Ja tylko bawię się i eksperymentuję, profesjonalistą nie jestem. Z powodu własnych doświadczeń teraz drzewek po posadzeniu nie tnę w ogóle, tylko sanitarnie jeśli trzeba. Lepszy efekt - przynajmniej u mnie, w kiepskich warunkach pogórza. Choć w Krakowie też.

A że opinie sadowników są na forum w obfitości - przedstawiam inne spojrzenie. Tym bardziej że ośrodki doświadczalne, jak słyszałem, zaczęły zauważać wiedzę np. leśników.
Kto zobaczy naturalny, dziki las jabłoniowy, ten inaczej patrzy. (Czereśniowy też, wspominałem gdzieś). Albo sady nie tknięte ręką ludzką od 60-ciu lat, też w Beskidzie.
Wątek o "starych, dobrych" że ośmielę się powtórzyć ;:224
:wit
pomolog
Przyjaciel Forum - gold
Przyjaciel Forum - gold
Posty: 1883
Od: 1 maja 2008, o 18:51
Opryskiwacze MAROLEX: 1 szt.
Lokalizacja: Wrocław

Re: Stare, dobre jabłonie

Post »

Żeby cokolwiek doradzić - trzeba te drzewka zobaczyć... tym bardziej, ze jak sam autor zaznaczył, zostały mocno uszkodzone - a więc pozbawione już definitywnie formy jaka im została nadana pierwotnie w szkółce.
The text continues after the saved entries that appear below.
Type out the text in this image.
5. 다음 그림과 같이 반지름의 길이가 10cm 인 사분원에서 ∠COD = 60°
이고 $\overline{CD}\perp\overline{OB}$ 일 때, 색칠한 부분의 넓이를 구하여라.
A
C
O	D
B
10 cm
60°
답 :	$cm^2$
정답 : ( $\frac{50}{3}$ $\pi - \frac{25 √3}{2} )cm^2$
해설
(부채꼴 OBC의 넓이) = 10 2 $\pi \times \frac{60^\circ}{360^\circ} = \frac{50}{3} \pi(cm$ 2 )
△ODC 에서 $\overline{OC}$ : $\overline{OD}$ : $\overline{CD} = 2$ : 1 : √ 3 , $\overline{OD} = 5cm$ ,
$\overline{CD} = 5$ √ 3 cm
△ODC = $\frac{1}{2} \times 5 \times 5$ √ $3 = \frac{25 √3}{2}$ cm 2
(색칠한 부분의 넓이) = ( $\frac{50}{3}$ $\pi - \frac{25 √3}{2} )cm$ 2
Pamiętajmy, że mimo iż istnieją pewne zasady, normy i reguły - drzewka to nie widelce schodzące z taśmy produkcyjnej - równe i takie same... tu należy podchodzić bardzo indywidualnie
Pozdrawiam serdecznie :wink:
Rossynant
Konto usunięte na prośbę.
Posty: 2548
Od: 5 maja 2011, o 20:46
Opryskiwacze MAROLEX: 0 szt.

Re: Stare, dobre jabłonie

Post »

Ano właśnie! Może jakaś fotka?
A że drzewka zostały, jak powiedziano "ogolone" do patyka, a potem jeszcze objedzone, to na pytanie czy "ogolić ponownie" powiedziałbym - wręcz przeciwnie: dać odrosnąć bez szturchania, niech się pozbierają; potem będzie lepiej widać co dalej.
:wit
Awatar użytkownika
Roseum
20p - Rozkręcam się...
20p - Rozkręcam się...
Posty: 26
Od: 13 maja 2011, o 11:11
Opryskiwacze MAROLEX: 1 szt.

Re: Stare, dobre jabłonie

Post »

Ja mam stary ogród, przedwojenny zasadzony przez mojego dziadka. Wśród jabłoni jest papierówka, kosztela, Oliwka. Drzewka nie były przez długi czas podcinane. Jabłuszka stawały się coraz mniejsze. Jako że drzewka są stare to owocują co drugi rok.
Niestety uszkodziłam dość mocno ksztelę :( - jak to mój tata okreslił - po moim cięciu wyglądała jak wierzba a nie jabłoń :roll:
W tym roku na wiosnę wypuściła dużo prostych gałązek - wilków - nie wiem czy tak się na to mówi i nie wiem co mam teraz zrobić. Jak te gałązki popodcinać? Czy całe czy pozostawiać po "kawałku"?
Bardzo prosze o podpowiedź.

Przyznam się że nie lubiłam drzew owocowych w ogrodzie i chciłam je wszystkie powycinać.... do kiedy nie przyszła wiosna i piekne kwiaty a nastepnie upalne dni czerwca i cudowny cień oraz jesień a wraz z nią szralotki i placuszki z jabłkiem ............. teraz myślę jak urządzić ogród razem z moimi drzewkami owocowymi.
MirekL
Przyjaciel Forum - Ś.P.
Przyjaciel Forum - Ś.P.
Posty: 3565
Od: 10 lis 2008, o 20:26
Opryskiwacze MAROLEX: 0 szt.

Re: Stare, dobre jabłonie

Post »

No tylko nie szralotki :wink:

A drzewa owocują co drugi rok nie dlatego że stare. Znaczy, wiekowo. Dlatego, że te odmiany tak mają...
Awatar użytkownika
faniczekolady
200p
200p
Posty: 327
Od: 3 maja 2011, o 20:05
Opryskiwacze MAROLEX: 0 szt.

Re: Stare, dobre jabłonie

Post »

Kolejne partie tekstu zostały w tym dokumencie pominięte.